Para o geólogo e professor do Departamento de Geociências da Universidade Federal de Santa Maria, Cássio Arthur Wollmann, as flores são mais sensíveis às mudanças climáticas que outras vegetações. “A lavanda se acostumou a se desenvolver em uma temperatura entre 20 e 30 graus, esse é seu ‘ótimo climático’. Então, em um processo de constantes mudanças de clima, você está interferindo nessa característica da planta”, diz. Ou seja, quando a flor perde a beleza, perde seu poder no mercado, o que, no caso francês, também se torna um problema para o turismo.

Made in Provence

A região conhecida como PACA (Provence-Alpes-Côte d’Azur) é o destino número um para os turistas franceses – em busca de praia e campos silenciosos – e o segundo mais visitado por estrangeiros depois de Paris, atraindo cerca de 30 milhões de visitantes a cada ano. Como a lavanda se adapta a diferentes áreas do mundo, dificilmente entrará em extinção, mas para a região francesa que apresentou um pedido oficial para que sua planta emblemática seja classificada como Patrimônio Mundial pela Unesco, a Organização das Nações Unidas para Educação, Ciência e Cultura, o golpe financeiro pode ser alto.

Atualmente, a Bélgica é a maior produtora de lavanda do mundo, mas, segundo Wollmann, há outros fatores a serem considerados. “Um ponto importante é a questão cultural e histórica: o cultivo da lavanda no sul da França é antigo. Então, a produção agrícola tem componentes climáticas, comerciais e culturais.” Para quem sonha em se inebriar nos coloridos campos franceses, é aconselhável antecipar os planos de viagem. Afinal, pode ser que essa paisagem esteja com os dias contados.

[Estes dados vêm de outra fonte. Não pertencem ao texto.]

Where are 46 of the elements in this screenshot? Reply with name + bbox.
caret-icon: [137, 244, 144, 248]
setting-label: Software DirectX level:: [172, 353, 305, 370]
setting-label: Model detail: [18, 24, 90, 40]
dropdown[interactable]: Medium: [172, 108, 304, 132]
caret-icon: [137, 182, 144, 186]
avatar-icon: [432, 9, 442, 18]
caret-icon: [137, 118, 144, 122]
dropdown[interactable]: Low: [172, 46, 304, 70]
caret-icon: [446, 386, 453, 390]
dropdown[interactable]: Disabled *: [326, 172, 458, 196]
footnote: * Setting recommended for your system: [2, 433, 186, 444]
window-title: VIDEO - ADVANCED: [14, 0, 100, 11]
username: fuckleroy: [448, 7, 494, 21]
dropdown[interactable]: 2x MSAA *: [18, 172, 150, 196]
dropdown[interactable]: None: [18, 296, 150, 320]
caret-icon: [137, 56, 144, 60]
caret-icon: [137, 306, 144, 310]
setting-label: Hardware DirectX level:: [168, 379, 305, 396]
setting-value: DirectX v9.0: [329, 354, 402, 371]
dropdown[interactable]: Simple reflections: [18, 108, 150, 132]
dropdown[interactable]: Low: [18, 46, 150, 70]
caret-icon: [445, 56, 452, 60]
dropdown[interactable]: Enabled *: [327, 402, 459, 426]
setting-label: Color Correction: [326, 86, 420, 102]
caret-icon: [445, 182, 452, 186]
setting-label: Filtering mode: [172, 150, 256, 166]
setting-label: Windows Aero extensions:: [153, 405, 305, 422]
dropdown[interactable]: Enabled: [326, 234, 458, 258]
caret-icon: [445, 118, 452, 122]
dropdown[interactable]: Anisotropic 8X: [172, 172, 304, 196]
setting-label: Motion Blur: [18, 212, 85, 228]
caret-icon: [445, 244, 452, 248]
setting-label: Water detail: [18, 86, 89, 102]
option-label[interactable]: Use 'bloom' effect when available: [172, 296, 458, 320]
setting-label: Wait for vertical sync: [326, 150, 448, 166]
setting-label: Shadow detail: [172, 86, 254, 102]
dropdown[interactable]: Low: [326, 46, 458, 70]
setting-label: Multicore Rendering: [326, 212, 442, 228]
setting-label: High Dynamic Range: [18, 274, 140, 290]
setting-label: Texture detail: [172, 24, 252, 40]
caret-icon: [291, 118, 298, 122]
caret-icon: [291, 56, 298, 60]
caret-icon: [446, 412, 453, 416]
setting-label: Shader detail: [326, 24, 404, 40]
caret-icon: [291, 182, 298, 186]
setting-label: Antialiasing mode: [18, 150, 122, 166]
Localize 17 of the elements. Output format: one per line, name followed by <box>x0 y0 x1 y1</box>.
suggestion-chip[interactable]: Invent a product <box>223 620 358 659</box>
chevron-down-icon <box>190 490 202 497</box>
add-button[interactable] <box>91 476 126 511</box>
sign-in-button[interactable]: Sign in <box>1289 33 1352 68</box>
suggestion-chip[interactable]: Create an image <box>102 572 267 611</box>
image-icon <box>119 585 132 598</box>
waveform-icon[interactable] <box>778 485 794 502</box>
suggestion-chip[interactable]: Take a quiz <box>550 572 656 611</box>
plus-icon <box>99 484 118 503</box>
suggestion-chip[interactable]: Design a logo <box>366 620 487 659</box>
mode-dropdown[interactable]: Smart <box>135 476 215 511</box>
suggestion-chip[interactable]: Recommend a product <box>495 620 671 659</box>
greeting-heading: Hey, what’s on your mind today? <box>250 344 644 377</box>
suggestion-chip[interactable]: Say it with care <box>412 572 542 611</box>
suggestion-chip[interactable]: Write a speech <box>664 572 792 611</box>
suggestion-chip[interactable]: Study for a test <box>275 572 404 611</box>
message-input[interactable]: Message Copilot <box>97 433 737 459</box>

Um clássico renovado diante da crise

NOVA SAFRA Degustação de vinho em Cadaujac, próxima a Bordeaux: produção da região modifica sabores e aromas (Crédito:GEORGES GOBET)

Para os vinhos de Bordeaux, as mudanças provocadas pela crise climática é oportunidade para renovação e descoberta de novos aromas e sabores. Mesmo diante da seca e das ondas de calor, viticultores da região se adaptam às novas condições e esperam excelente safra para 2022, com vinhos que atualizam os padrões de um “tradicional Bordeaux”. Segundo dados das primeiras colheitas na propriedade do famoso e centenário Château Carbonnieux, as uvas estão 30% a 40% menores do que as habituais e também repletas de açúcar, com 13,5 graus de álcool potencial. Ali uma garrafa de Grand Cru Classé de Graves custa em média R$ 2 mil. Contudo, por causa de parte das frutas ter sido cristalizada pelo sol, o volume da produção deve ser menor, gerando aumento de preço e expectativa no mercado.